I’m addicted to coffee, and my French press is my enabler.
When I wake up in the morning, it’s one of the first things that I think about. If I miss my morning cup, I have an awful headache by mid-day. I function much better after my morning brew than I do before it.
It doesn’t have to be fancy. I drink my coffee black, without sugar because I like the taste of it. I can’t stomach instant, but I don’t see the need for shiny, expensive equipment to produce a quality morning beverage.
The French Press
That’s where the French press comes in. It is a concept that is remarkably simple, yet, it produces as good a long black coffee as any other method. According to coffeemakerpicks.com:
Coffee purists praise the virtues of a French press, claiming that it produces the finest coffee flavour. A French press captures more of the coffee bean’s flavour and essential oils…
The French press fits my guidelines for inclusion in This Compact Family Life perfectly. It is small, cheap to purchase, economical to run and maintain, and produces a good quality coffee. It is the epitome of value.
The French press takes up no bench space. It is small enough to easily tuck away in a cupboard when not in use. In a townhouse or other compact kitchen, where bench space is at a premium, that is a big plus. While an imposingly large, chrome espresso machine may look spectacular, it is just not an essential enough piece of equipment to justify the permanent allocation of countertop space.
At my favourite local café, a long black costs $4. On average, I drink about 2 cups of coffee each day. That’s $2920 in a calendar year. By contrast, a 200g bag of good quality coffee from the supermarket costs $8 (up to 30% less when on special). Assuming approximately 4g makes one cup, then that’s 16 cents worth of coffee per cup.

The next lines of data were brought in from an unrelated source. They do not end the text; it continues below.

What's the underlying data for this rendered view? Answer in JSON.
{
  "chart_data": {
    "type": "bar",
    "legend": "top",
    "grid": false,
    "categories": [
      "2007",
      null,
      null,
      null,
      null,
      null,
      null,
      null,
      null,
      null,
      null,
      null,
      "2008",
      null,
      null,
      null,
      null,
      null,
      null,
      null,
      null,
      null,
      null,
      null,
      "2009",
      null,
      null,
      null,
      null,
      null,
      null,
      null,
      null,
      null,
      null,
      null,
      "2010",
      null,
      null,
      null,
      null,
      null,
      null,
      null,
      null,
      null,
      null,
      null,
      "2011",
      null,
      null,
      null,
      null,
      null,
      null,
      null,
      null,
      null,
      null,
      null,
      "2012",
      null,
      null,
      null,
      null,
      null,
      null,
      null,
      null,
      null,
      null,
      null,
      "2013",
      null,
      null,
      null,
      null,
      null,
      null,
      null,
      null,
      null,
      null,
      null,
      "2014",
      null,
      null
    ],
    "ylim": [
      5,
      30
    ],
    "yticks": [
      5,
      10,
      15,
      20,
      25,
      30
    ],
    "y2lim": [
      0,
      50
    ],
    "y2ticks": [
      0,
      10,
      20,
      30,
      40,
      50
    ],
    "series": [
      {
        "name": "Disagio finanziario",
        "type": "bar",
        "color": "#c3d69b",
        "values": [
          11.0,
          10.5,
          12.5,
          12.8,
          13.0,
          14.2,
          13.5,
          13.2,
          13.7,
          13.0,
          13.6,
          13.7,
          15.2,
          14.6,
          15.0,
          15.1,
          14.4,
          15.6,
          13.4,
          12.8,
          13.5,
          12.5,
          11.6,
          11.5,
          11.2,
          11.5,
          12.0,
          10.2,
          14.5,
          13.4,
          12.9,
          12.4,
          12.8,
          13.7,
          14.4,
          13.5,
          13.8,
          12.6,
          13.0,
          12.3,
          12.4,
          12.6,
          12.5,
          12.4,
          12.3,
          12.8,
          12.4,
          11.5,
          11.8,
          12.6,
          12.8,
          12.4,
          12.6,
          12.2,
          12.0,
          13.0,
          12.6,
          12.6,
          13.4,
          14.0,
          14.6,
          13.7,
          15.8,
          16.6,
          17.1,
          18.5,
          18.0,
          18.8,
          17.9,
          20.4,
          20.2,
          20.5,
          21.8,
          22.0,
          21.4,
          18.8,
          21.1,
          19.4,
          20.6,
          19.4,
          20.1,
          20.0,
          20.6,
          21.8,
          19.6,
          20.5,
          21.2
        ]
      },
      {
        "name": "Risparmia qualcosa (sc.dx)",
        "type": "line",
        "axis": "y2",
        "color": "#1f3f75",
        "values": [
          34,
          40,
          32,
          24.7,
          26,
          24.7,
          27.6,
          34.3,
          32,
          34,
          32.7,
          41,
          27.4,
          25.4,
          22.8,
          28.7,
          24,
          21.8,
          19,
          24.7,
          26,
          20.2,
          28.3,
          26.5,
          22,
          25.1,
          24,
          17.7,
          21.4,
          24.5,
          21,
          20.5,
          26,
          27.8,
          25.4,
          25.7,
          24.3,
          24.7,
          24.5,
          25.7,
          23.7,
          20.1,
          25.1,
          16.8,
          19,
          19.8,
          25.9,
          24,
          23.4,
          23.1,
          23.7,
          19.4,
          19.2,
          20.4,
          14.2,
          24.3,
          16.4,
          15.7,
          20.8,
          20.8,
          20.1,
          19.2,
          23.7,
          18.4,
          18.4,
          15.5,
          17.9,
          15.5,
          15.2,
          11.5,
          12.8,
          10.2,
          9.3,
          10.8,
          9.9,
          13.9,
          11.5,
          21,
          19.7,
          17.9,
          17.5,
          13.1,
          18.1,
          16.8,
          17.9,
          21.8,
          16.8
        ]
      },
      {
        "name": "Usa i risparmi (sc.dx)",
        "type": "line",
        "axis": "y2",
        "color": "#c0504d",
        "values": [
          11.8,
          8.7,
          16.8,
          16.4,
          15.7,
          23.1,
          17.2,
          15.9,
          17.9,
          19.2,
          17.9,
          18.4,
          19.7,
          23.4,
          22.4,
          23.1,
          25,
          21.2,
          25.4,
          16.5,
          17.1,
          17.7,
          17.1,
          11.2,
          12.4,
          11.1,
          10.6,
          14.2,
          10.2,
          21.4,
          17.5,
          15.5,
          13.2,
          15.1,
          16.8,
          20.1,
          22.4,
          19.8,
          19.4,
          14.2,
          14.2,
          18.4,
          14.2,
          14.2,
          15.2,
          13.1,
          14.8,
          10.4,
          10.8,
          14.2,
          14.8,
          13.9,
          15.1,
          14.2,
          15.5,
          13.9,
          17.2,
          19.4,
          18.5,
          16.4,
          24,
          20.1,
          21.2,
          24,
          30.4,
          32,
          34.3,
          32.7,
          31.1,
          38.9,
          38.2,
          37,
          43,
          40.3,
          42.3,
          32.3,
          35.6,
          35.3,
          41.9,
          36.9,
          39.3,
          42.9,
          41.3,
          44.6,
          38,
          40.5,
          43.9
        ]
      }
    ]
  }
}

Add on the cost of heating the water, the cost of washing the cup and the cost of buying the French press, and you’re still well in front. I would estimate a total of no more than 25 cents per cup. Twice per day, that’s $182.50 per year. I you are like me, every dollar saved counts. $2737.50 per year is no small amount.
A Home espresso machine would certainly go a long way to saving some cash, but it’s still a larger outlay than a French press and it requires more than double the amount of coffee to be used per cup.
I recommend using a good quality pre-ground coffee. The purists amongst you will have just spit your morning espresso all over your screen in disgust at that statement, but the rest of you, stay with me.
I don’t deny that coffee tastes better from a freshly ground bean, or that the local café makes a better brew than I do. But the reality of my daily life is that I don’t have time to freshly grind my beans each morning and, as I get up well before anyone else in the house, the sound of an automatic grinder would surely be enough to wake everyone and spoil my ‘me’ time.
The quality pre-ground stuff is good enough for me to enjoy on a daily basis, without feeling like I’m missing out on some great coffee experience. And on top of that, on the occasions when I do order a coffee at my favourite café, or after dinner at a nice restaurant, I really enjoy it – it’s something special, something different to my every day.
As for my every day coffee – It tastes good. I enjoy it. End of story.